De resto, no próximo ano, a conferência prolongar-se-á
com um outro encontro internacional em Vermont, que deverá desenvolver
e aprofundar as ideias e perspectivas entreabertas em Lisboa.
Nos
meses e semanas que antecederam o evento, assistiu-se em alguns meios
do militantismo anarquista a uma incompreensível campanha de
imprensa para condenar politicamente a iniciativa. Tal atitude partiu
dos anarquistas espanhóis da CNT e da FAI, contou em Lisboa com
o olho e a mão do grupo "Acção Directa"
e utilizou os sempre desagradáveis e condenáveis métodos
de caluniar pessoas, de fazer especulação afectiva e da
veiculação de algumas inverdades.
É
natural que aqueles anarquistas que continuam a defender, contra ventos
e marés, os princípios do anti-estatismo, do sindicalismo
de de acção directa e da revolução insurrecionalista
como pontos de doutrina absolutamente indiscutíveis se manifestem
contra uma orientação ecologista libertária que
se baseia mais no interclassismo, numa gestão alternativa territorialista
e não desdenha a acção eleitoral no plano comunal
ou municipal. É natural, embora fosse mais interessante e saudável
que se dispuzessem a discutir racionalmente os vários temas e
argumentos em causa. Mas já causa desgosto constatar como, numa
época em que o anarquismo militante não tem qualquer peso
nem reconhecimento social, em nenhum país ou região do
mundo, existem militantes aferrados ao papel de sacerdotes guardiães
duma ortodoxia cuja principal missão consiste precisamente em
combater os ténues ensaios de discussão e experimentação
de alternativas que possam remediar tal estado de coisas e descobrir
modos de actualizar e melhorar a postura desta filosofia política
nas sociedades existentes nos finais do Século XX, tão
diferentes já daquelas em que Proudhon e Bakunin viveram e para
as quais congeminaram respostas progressistas e emancipadoras.
Tirando
estes àpartes, a conferência revelou alguns motivos de
interesse, mas também dificuldades e fragilidades que não
seria bom esconder. Com efeito, por um lado, uma certa síndrome
de pecado, desvio ou cisão pairou sobre parte dos debates, revelando
que se tratava, antes do mais, de um conclave de anarquistas que estavam
ensaiando terrenos de alguma infracção ideológica.

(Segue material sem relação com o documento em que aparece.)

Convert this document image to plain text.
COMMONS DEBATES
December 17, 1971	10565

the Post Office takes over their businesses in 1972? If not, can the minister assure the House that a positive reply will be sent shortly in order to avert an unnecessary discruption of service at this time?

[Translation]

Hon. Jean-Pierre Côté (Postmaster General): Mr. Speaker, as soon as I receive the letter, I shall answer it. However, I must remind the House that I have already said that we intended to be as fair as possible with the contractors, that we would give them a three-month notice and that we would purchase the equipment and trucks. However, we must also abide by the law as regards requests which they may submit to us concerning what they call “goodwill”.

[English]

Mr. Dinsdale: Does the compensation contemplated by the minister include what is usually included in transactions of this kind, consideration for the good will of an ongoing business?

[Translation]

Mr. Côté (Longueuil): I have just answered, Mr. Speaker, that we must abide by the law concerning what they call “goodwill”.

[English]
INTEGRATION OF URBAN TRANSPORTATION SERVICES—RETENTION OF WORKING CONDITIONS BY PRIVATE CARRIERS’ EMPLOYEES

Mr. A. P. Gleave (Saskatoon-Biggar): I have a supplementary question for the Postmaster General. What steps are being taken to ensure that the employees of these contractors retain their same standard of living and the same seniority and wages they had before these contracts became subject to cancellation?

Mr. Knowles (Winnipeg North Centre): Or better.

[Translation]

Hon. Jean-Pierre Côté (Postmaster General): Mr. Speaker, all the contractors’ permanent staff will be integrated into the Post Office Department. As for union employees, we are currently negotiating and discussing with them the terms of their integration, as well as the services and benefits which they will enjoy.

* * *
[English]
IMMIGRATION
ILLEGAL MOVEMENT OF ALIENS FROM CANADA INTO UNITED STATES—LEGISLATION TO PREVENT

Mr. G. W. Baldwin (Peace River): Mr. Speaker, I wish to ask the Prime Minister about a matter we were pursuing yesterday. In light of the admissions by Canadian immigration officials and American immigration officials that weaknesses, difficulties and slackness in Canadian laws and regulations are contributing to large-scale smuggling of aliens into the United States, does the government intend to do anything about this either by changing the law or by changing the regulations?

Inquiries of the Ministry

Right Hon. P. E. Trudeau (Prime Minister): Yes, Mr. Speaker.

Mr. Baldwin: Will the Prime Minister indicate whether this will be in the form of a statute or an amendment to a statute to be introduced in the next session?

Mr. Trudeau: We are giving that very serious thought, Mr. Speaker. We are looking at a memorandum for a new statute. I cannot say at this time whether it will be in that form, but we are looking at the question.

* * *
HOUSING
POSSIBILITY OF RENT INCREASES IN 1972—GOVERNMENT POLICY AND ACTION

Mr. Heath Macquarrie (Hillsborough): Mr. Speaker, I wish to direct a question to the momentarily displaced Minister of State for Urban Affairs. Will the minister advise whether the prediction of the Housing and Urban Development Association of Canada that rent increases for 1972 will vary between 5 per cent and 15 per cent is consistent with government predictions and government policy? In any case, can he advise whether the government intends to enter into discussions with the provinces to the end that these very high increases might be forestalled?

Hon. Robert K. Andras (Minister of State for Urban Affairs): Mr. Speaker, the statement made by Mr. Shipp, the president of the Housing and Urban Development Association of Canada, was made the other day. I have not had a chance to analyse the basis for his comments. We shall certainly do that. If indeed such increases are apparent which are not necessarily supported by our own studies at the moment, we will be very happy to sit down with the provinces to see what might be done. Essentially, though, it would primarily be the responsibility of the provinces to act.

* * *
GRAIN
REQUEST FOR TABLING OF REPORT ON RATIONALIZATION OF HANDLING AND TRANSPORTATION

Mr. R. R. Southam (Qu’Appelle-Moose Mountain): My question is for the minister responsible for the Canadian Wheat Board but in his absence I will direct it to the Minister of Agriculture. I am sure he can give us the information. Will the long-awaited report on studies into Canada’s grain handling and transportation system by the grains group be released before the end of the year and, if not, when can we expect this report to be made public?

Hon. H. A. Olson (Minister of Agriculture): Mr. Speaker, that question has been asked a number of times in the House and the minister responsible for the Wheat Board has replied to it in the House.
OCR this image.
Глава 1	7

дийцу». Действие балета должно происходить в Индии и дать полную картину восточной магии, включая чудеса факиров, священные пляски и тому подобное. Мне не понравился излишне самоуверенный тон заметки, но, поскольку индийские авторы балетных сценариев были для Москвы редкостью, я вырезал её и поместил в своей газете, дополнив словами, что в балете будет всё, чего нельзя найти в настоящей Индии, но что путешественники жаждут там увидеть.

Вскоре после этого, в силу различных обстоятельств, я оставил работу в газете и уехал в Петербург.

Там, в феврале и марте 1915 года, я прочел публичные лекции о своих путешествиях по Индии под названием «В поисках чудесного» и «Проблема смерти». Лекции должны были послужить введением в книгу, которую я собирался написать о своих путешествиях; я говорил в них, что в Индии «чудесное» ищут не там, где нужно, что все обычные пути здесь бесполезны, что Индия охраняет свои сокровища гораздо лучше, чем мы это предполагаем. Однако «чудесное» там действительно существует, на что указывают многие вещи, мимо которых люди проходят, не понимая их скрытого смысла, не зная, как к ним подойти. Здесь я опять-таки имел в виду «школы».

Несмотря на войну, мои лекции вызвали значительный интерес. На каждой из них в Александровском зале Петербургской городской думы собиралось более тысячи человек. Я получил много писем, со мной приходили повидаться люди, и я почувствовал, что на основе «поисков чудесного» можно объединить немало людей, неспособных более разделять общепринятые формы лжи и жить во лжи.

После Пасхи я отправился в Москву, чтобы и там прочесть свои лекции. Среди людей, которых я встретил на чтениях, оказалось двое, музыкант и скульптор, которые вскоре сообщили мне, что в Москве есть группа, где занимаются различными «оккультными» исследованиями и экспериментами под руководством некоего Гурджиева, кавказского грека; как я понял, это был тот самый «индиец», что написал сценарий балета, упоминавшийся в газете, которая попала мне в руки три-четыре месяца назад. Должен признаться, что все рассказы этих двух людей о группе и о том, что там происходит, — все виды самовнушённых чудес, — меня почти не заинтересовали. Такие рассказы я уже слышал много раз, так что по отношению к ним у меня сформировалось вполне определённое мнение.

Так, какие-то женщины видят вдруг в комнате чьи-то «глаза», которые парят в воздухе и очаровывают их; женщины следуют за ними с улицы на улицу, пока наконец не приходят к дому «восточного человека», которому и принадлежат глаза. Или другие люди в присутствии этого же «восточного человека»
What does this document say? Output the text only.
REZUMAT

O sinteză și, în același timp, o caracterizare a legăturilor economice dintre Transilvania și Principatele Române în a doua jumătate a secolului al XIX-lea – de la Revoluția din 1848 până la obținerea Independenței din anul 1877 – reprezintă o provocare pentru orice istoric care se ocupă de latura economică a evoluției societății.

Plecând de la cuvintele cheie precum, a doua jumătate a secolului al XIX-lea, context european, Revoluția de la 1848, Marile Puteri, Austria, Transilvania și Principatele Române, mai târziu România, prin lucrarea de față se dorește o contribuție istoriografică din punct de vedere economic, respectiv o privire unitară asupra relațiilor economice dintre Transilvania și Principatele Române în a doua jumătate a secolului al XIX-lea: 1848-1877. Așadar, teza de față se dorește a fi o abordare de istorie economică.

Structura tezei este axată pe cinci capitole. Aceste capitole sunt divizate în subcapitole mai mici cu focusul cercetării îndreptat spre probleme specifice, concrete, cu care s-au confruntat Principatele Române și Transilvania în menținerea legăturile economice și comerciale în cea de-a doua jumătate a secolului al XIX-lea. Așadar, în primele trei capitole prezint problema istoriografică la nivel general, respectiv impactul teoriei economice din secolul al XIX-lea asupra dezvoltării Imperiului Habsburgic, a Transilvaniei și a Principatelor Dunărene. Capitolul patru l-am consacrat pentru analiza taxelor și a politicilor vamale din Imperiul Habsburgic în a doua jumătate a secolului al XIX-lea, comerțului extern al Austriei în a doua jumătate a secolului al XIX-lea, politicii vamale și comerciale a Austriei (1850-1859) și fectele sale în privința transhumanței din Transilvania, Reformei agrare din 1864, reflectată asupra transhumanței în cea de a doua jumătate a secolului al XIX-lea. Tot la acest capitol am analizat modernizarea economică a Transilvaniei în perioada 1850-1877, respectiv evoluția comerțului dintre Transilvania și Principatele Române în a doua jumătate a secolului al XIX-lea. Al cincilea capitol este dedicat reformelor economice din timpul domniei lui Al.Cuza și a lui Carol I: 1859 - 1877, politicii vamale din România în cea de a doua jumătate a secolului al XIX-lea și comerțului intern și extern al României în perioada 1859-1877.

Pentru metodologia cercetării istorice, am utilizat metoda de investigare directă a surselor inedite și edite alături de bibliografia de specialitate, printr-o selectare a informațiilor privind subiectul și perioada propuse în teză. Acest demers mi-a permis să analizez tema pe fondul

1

Neste aspecto, ficaram frustrados aqueles que haviam tomado a iniciativa
pelo seu valor facial, isto é, que esperavam da ecologia social
mais, ou outra coisa, do que uma variação nova sobre velhos
temas anárquicos.
No
primeiro dia, os trabalhos começaram com as boas vindas de Carvalho
Ferreira aos cerca de sessenta participantes presentes, a que se seguiu
uma longa intervenção de Janet Biehl sobre o tema do encontro:
"The Politics of Social Ecology: Libertarian Municipalism".
Tratou-se duma exposição dos pontos essenciais da filosofia
política desenvolvida há mais de vinte anos por Murray
Bookchin, através da palavra e do texto de uma (aparentemente)
sua fiel discípula e próxima colaboradora. Chaia Heller
(também de Vermont, USA), Roger Jacobs (de Hasselt, Bélgica),
Eirik Eigland (de Porsgunn, Noruega), Dimitri Roussopoulos e Maria Magos
Jorge compuzeram o painel que, ainda nessa manhã, discutiu um
ou outro aspecto particular do pensamento de Bookchin. E da parte da
tarde, novas comunicações apresentadas por Chaia Heller
e pelo canadiano do Quebeque Marcel Sevigny prolongaram este tipo de
reflexão. Na realidade, durante todo este primeiro dia da conferência,
foram efectivamente as ideias de Bookchin que estiveram postas a debate,
questionadas sobretudo pelas teses do anarquismo mais tradicional, como
por exemplo a questão da defesa das situações de
influência social hipoteticamente alcançadas, perante o
contra-ataque das forças e dos interesses sociais adversos. No
final da jornada, pôde ver-se um vídeo contendo uma entrevista
com Murray Bookchin, impossibilitado de deslocar-se à Europa
por motivos de saúde.
No
segundo dia, os trabalhos decorreram basicamente em três workshops
temáticos. No grande auditório – onde se dispunha
de um sistema de tradução simultânea inglês-espanhol-português
– o tema era "Problemas sociais e movimentos sociais urbanos".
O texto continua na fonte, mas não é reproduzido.